Boğaziçi Üniversitesi İİBF Dekanı olan Prof. Dr. Ayşegül Toker’in araştırma alanlarıın başında teknoloji, organizasyonlar ve tüketicilerin teknoloji adaptasyonu, sosyal ağlar ve medya, müşteri ilişkileri yönetimi, e-hizmetler ve mobil uygulamalar, teknoloji tabanlı pazarlama geliyor.  Sosyal medya, lokasyon bazlı pazarlama, online topluluklar, mobil pazarlama, işletme mükemmelliği ve müşteri ilişkiler yönetimi alanlarında çok sayıda makalesi bulunan Toker,  2011’de McGraw Hill tarafından yayınlanan  “Mobile Marketing: Fundamentals and Strategy”  kitabının yazarlarından biri. Son yıllarda dijitalizasyon stratejileri, sosyal medya ve dijital pazarlama konularına yoğunlaşan Toker, aynı zamanda ülkemizde girişimcilik kültürü geliştirmek üzere gençlere ve kadın girişimcilere yönelik çeşitli  projelere imza atıyor.

İdil Türkmenoğlu Kimdir?

Kadıköy Anadolu Lisesi’nin ardından Boğaziçi İşletme Bölümü'nden mezun oldu. Doğuş ve Boyner Gruplarının çeşitli sektörlerdeki şirketlerinde çalıştı. Bank of America'da iş üzerinde eğitim gördü ve Wharton'da Stratejik İK sertifikasını aldı. 2003-2005 arasında sabbatical yaptı, University of Michigan'da “Pozitif Yönetim”in çalışmalarına katıldı.  İstanbul Ticaret Üniversitesi’nde Uygulamalı Psikoloji lisansüstü çalışmasını tamamladı, sırasıyla İstanbul, Yeditepe ve Koç üniversitelerinde ders verdi. Halen Boğaziçi’nde derslerine devam ediyor.

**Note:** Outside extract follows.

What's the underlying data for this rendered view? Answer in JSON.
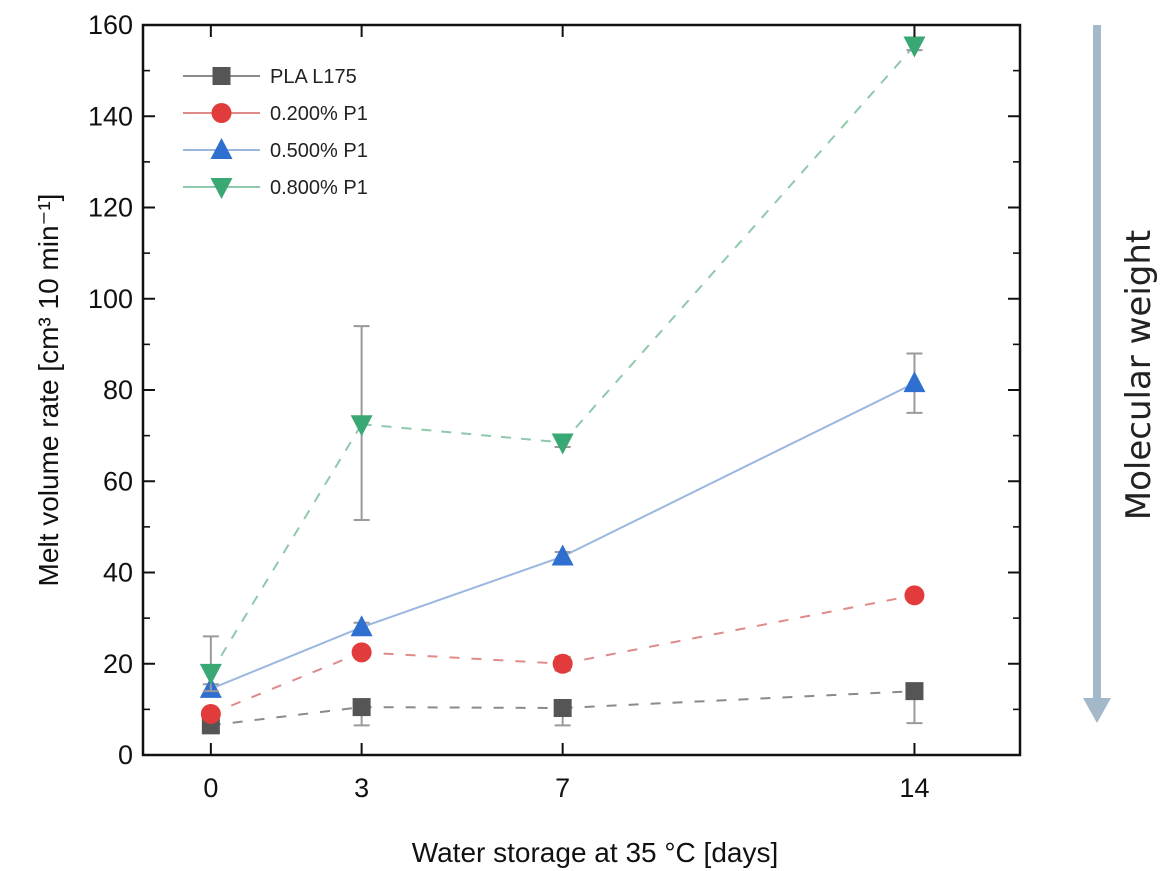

2018’de Boyner Grup’ta İnsan Kaynakları, Kurumsal Sorumluluk ve Sürdürülebilirlik’ten Sorumlu Başkan Yardımcısı ve İcra Kurulu Üyesi rolünü bırakarak serbest çalışmaya başladı. Şu anda ulusal ve uluslararası düzeyde kurumların tepe yönetimlerine "kültür, insan, organizasyon ve sürdürülebilirlik" konularında stratejik danışmanlık yapıyor. Bağımsız Yönetim Kurulu Üyelikleri var. Sahne Sanatları üzerine sosyal bir girişim olan Çocuk Genç Sanat Tiyatro’nun kurucularından. Çeşitli internet sitelerinde, Boğaziçi’nde, Cosmopolitan'da ve Milliyet’te köşe yazıları yayımlandı. İlk kitabı "Ofis Hikâyeleri" Kasım 2005'te Epsilon'dan, sekizinci baskısı yapılan “Pozitif Yönetim” Elma’dan yayımlandı. 2019 yılında Işıl Taysever ile birlikte Torpil Değil Networking kitabını yayınladı. Son kitabı Kurumsal İç İletişim ise 2019’da yayınlandı. Sektörel birçok ödülün sahibi, ayrıca 50 CHRO arasında yer alıyor. Global mentor.